What Sovereign Wealth Funds Look for in a Co-Investment Partner
December 10, 2025
The largest sovereign wealth funds in the world are shifting their allocation strategies. Blind pool fund commitments - once the default way sovereign capital entered private markets - are giving way to direct co-investments alongside proven operators. The reasons are straightforward: better economics, more control, and clearer alignment of interest.
But getting access to co-investment capital from a sovereign fund is not the same as getting a fund commitment. The bar is higher. The diligence is deeper. And the relationship requirements are entirely different.

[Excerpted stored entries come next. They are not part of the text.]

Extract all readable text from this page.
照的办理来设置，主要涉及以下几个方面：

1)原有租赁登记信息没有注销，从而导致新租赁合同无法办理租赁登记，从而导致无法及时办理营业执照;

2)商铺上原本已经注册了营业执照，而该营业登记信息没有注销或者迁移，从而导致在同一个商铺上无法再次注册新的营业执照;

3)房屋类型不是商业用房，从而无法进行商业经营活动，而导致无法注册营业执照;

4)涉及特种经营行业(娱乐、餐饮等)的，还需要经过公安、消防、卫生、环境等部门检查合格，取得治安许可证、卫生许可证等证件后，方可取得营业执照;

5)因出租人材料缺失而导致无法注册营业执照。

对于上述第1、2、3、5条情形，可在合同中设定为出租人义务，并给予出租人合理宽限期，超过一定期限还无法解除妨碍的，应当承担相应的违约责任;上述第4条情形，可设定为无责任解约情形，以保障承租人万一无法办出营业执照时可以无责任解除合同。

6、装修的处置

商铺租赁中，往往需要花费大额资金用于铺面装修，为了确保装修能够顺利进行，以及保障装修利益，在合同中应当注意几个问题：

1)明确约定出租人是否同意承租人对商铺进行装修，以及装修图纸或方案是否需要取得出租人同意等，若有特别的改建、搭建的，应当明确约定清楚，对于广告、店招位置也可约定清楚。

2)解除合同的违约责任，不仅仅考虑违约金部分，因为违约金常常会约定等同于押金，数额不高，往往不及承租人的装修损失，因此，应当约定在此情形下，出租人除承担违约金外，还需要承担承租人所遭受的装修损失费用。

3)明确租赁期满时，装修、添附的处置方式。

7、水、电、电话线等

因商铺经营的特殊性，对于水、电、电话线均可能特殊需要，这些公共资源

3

After years of facilitating introductions between sponsors and sovereign allocators, we have observed a consistent set of criteria that determines whether a co-investment conversation moves forward or dies on the desk.
First, track record specificity matters more than track record length. Sovereign funds want to see that you have executed deals in the exact asset class, geography, and size range you are presenting. A generalist PE track record does not translate to credibility in a sector-specific co-investment.
Second, alignment of interest is non-negotiable. Sovereign allocators want to see meaningful GP co-investment - not a token commitment, but real capital at risk. The days of sponsors committing one percent of the fund and expecting sovereign capital to fill the rest are over.
Third, the quality of materials matters enormously. International investors - especially those operating in Arabic, Mandarin, or other non-English contexts - make first-pass decisions based on the clarity and professionalism of what lands on their desk. A poorly formatted deck or an unclear financial model kills a deal before it starts.
Fourth, and most critically, the introduction has to come from someone the fund trusts. Cold approaches do not work. Warm introductions from known intermediaries are the only reliable path. This is where the buy-side advisory model adds the most value: we know what these funds want because we talk to them regularly, and we only bring opportunities that fit.